HOW TO FIND A GOOD DEAL
Investment real estate is like produce: It’s best bought locally. “Buy something you can get to in 10 minutes,” says Seattle real estate investor Bill Snyder.
Familiarity with the neighborhood also limits nasty surprises like a noisy bar or a nearby development competing for renters.
Work with a local realtor who has experience with rentals and can help you assess how attractive a given home will be to tenants.
And while prices on multifamily dwellings haven’t dropped as much as they have on single-family homes, don’t ignore plexes: Intake from a few rents instead of just one will boost your cash flow; a single vacancy won’t hurt as much; and you could benefit from economies of scale for things like appliances and painting. But stick to buildings with four units or fewer to avoid stricter financing requirements, such as a bigger down payment and higher mortgage rates.

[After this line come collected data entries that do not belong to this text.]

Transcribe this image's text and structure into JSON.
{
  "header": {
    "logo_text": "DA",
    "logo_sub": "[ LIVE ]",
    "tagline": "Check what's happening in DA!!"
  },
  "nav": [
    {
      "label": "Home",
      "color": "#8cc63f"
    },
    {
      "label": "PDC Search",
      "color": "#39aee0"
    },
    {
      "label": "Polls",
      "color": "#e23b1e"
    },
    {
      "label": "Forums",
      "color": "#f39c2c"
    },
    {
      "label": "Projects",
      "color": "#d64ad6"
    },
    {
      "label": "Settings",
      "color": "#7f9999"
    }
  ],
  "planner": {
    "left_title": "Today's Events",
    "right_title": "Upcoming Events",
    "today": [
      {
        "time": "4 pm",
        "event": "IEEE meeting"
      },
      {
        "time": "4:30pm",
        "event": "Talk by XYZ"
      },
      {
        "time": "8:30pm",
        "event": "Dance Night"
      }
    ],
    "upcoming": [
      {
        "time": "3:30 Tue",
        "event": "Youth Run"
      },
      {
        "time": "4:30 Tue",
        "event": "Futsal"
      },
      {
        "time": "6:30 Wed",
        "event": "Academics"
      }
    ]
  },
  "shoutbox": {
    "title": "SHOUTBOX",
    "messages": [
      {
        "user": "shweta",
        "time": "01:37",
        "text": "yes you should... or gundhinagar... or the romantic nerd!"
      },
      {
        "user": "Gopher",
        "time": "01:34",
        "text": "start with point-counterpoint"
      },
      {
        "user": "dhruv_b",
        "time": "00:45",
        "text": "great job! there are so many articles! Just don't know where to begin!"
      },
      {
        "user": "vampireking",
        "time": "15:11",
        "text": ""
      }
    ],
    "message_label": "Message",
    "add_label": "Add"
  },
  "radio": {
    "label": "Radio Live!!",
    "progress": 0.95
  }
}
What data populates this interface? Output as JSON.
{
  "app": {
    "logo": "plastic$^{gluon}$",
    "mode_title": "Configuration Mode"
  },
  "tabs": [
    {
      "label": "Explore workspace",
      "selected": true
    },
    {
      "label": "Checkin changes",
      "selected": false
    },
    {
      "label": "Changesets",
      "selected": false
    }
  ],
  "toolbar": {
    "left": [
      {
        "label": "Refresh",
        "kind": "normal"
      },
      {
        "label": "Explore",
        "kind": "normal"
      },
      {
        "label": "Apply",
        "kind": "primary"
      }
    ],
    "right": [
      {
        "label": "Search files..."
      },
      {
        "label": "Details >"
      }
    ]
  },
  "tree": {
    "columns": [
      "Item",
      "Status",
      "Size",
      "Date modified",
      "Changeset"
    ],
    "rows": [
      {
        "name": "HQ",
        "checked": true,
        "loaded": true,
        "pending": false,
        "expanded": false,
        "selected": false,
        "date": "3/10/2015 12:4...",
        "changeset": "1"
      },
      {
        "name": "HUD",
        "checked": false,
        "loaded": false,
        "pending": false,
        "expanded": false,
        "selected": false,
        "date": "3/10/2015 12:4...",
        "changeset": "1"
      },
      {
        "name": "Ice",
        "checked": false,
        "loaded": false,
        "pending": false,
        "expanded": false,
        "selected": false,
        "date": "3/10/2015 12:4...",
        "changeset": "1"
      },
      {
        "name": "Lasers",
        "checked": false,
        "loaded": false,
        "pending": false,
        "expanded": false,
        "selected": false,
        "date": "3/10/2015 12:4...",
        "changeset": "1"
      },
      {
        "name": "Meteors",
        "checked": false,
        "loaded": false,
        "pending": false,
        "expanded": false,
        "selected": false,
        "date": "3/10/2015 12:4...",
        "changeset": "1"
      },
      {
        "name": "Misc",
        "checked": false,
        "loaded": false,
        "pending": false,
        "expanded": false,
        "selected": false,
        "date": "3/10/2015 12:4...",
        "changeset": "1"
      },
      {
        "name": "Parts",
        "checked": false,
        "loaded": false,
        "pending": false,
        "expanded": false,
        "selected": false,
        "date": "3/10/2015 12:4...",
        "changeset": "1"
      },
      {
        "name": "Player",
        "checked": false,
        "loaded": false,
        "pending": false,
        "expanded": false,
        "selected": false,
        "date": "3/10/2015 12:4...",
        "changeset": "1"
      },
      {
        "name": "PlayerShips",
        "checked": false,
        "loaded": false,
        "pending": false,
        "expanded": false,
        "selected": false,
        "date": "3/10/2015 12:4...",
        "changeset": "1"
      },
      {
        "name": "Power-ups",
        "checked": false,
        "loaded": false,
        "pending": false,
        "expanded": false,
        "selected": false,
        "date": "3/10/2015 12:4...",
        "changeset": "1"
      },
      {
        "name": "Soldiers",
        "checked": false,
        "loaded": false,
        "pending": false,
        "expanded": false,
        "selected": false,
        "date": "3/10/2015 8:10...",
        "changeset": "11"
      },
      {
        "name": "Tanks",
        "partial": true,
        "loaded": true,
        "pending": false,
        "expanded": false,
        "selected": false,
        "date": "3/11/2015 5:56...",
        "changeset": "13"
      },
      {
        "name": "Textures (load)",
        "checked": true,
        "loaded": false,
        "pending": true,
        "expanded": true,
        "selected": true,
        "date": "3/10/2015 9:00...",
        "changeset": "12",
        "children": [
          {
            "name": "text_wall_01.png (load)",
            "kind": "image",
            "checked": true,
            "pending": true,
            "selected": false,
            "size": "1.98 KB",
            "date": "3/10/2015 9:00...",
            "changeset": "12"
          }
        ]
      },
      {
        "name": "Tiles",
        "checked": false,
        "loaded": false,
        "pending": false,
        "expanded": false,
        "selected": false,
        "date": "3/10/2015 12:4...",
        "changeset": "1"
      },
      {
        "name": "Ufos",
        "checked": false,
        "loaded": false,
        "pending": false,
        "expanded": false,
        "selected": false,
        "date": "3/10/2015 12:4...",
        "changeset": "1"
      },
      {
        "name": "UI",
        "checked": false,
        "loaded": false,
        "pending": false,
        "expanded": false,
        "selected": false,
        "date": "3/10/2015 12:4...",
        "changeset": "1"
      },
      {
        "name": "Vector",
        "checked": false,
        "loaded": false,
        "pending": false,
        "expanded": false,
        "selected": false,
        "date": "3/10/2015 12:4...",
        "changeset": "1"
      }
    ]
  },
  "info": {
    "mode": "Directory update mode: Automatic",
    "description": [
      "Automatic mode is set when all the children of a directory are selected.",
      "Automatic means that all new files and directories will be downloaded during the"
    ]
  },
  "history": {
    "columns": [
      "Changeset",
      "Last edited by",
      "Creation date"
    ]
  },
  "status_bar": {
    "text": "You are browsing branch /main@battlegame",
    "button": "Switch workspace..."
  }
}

Once you’ve identified candidates, crunch the numbers. The goal: to make sure your rental income will at least cover your loan payments, plus a 20% cushion to handle repairs, vacancies, and property management.
To figure out what you’ll garner in rent, ask sellers for recent leases, says Snyder, and double-check their numbers by perusing sites like Rentometer and Craigslist for similar rentals in the neighborhood.
Assume your mortgage rate will be at least a half-point higher than rates on owner-occupied properties. Factor in insurance and property taxes, and bank on a 5% vacancy rate. Otherwise, one empty month can kill you.
KNOW WHAT YOU’RE IN FOR
Brush up on your people skills: Owning rentals also means responding to tenant complaints, like the 2 a.m. phone call about a broken toilet. Want to palm off the grunt work? You can hire a handyman (around $45 an hour) or a management company (8% to 10% of monthly income plus a half-month’s rent for filling vacancies), but the luxury will eat into cash flow.
To find your own tenants, creative ads on Craigslist are your best bet. Run credit and reference checks (National Tenant Network, at ntnonline.com , can help). And invest in small touches to make your place stand out, such as cool lighting fixtures or antique door hardware. Those will pay off when it’s time to sell too.